Dilansir dari situs resmi Konvensi Perserikatan Bangsa-Bangsa (PBB) tentang Kerangka Kerja Perubahan Iklim (United Nations Framework Convention on Climate Change/UNFCCC) bahwa rumput laut, seperti tanaman darat lainnya, menggunakan fotosintesis untuk mengubah karbon dioksida menjadi biomassa rumput laut. Proses ini dikenal sebagai penyerapan karbon.

Sebagai dasar program Anies kedepan, bahwa rumput laut tumbuh sangat cepat sehingga menyedot karbon dioksida lebih cepat juga. Para ilmuwan telah menilai potensi penyerapan karbon rumput laut selama beberapa dekade terakhir sangat efektif untuk mencegah pendidihan bumi.

Hasil penelitian yang ditulis Erlania pada 2013 lalu, budidaya rumput laut Kappaphycus alvarezii di Teluk Gerupuk, Nusa Tenggara Barat tahun 2012 menunjukkan, laju serapan karbon oleh rumput laut Kappaphycus alvarezii yang dibudidayakan dengan sistem tali panjang (long line) sebesar 75,79 ton CO₂/ha/tahun.
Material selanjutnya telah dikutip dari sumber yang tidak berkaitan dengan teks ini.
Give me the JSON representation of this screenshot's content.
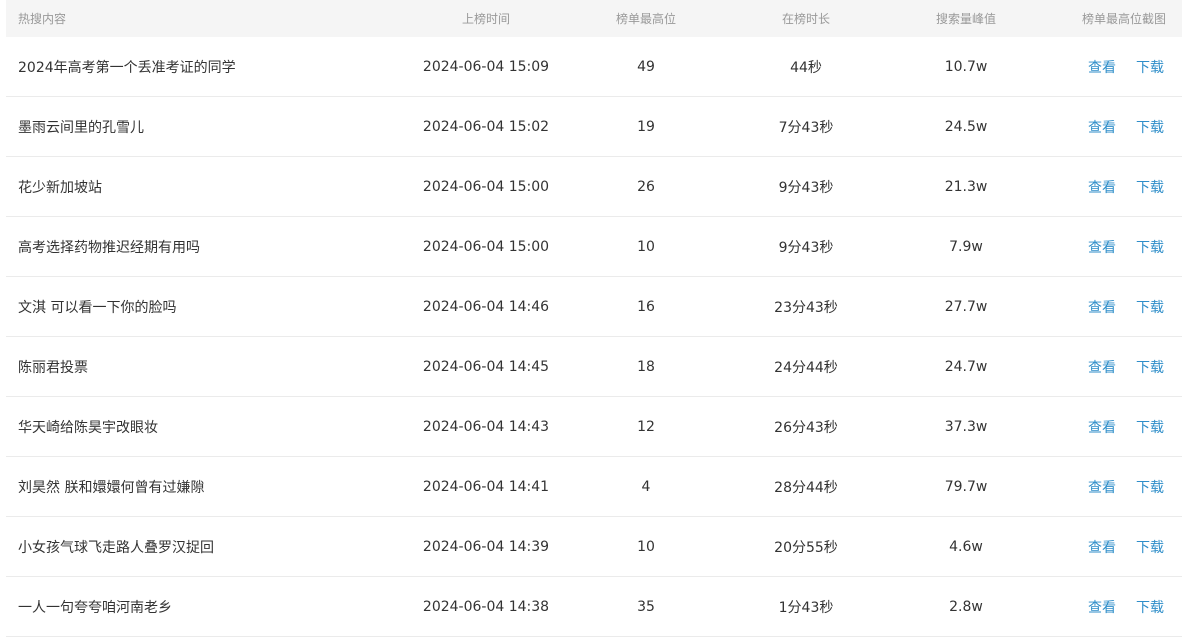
{
  "header": {
    "title": "热搜内容",
    "time": "上榜时间",
    "rank": "榜单最高位",
    "duration": "在榜时长",
    "peak": "搜索量峰值",
    "screenshot": "榜单最高位截图"
  },
  "actions": {
    "view": "查看",
    "download": "下载"
  },
  "rows": [
    {
      "title": "2024年高考第一个丢准考证的同学",
      "time": "2024-06-04 15:09",
      "rank": "49",
      "duration": "44秒",
      "peak": "10.7w"
    },
    {
      "title": "墨雨云间里的孔雪儿",
      "time": "2024-06-04 15:02",
      "rank": "19",
      "duration": "7分43秒",
      "peak": "24.5w"
    },
    {
      "title": "花少新加坡站",
      "time": "2024-06-04 15:00",
      "rank": "26",
      "duration": "9分43秒",
      "peak": "21.3w"
    },
    {
      "title": "高考选择药物推迟经期有用吗",
      "time": "2024-06-04 15:00",
      "rank": "10",
      "duration": "9分43秒",
      "peak": "7.9w"
    },
    {
      "title": "文淇 可以看一下你的脸吗",
      "time": "2024-06-04 14:46",
      "rank": "16",
      "duration": "23分43秒",
      "peak": "27.7w"
    },
    {
      "title": "陈丽君投票",
      "time": "2024-06-04 14:45",
      "rank": "18",
      "duration": "24分44秒",
      "peak": "24.7w"
    },
    {
      "title": "华天崎给陈昊宇改眼妆",
      "time": "2024-06-04 14:43",
      "rank": "12",
      "duration": "26分43秒",
      "peak": "37.3w"
    },
    {
      "title": "刘昊然 朕和嬛嬛何曾有过嫌隙",
      "time": "2024-06-04 14:41",
      "rank": "4",
      "duration": "28分44秒",
      "peak": "79.7w"
    },
    {
      "title": "小女孩气球飞走路人叠罗汉捉回",
      "time": "2024-06-04 14:39",
      "rank": "10",
      "duration": "20分55秒",
      "peak": "4.6w"
    },
    {
      "title": "一人一句夸夸咱河南老乡",
      "time": "2024-06-04 14:38",
      "rank": "35",
      "duration": "1分43秒",
      "peak": "2.8w"
    }
  ]
}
Begitu juga Rumput laut jenis Gracilaria gigas dan Laminaria sp juga memiliki kemampuan relatif tinggi dalam menyerap karbon, yaitu 220,22 ton dan 118,73 ton CO₂/ha/tahun. Ini lebih tinggi jika dibandingkan dengan padang lamun dan ekosistem mangrove yang hanya 18,70 ton dan 8,14 ton CO₂/ha/tahun.

Berita TrobosAqua.com 2023 ini, juga menurunkan headline rumput laut sebagai komoditas yang menguntungkan secara ekonomis dan ekologis. Rumput laut merupakan komoditas akuakultur yang paling aman secara ekologis. Rumput laut menyerap karbondioksida (CO₂) dan mengubahnya menjadi senyawa organik penting. Rumput laut juga tidak menghasilkan limbah karena sejak budidaya tidak manfaatkan pemupukan dan pakan. Hasil panen rumput laut juga tidak menghasilkan limbah karena dapat dimanfaatkan seluruhnya.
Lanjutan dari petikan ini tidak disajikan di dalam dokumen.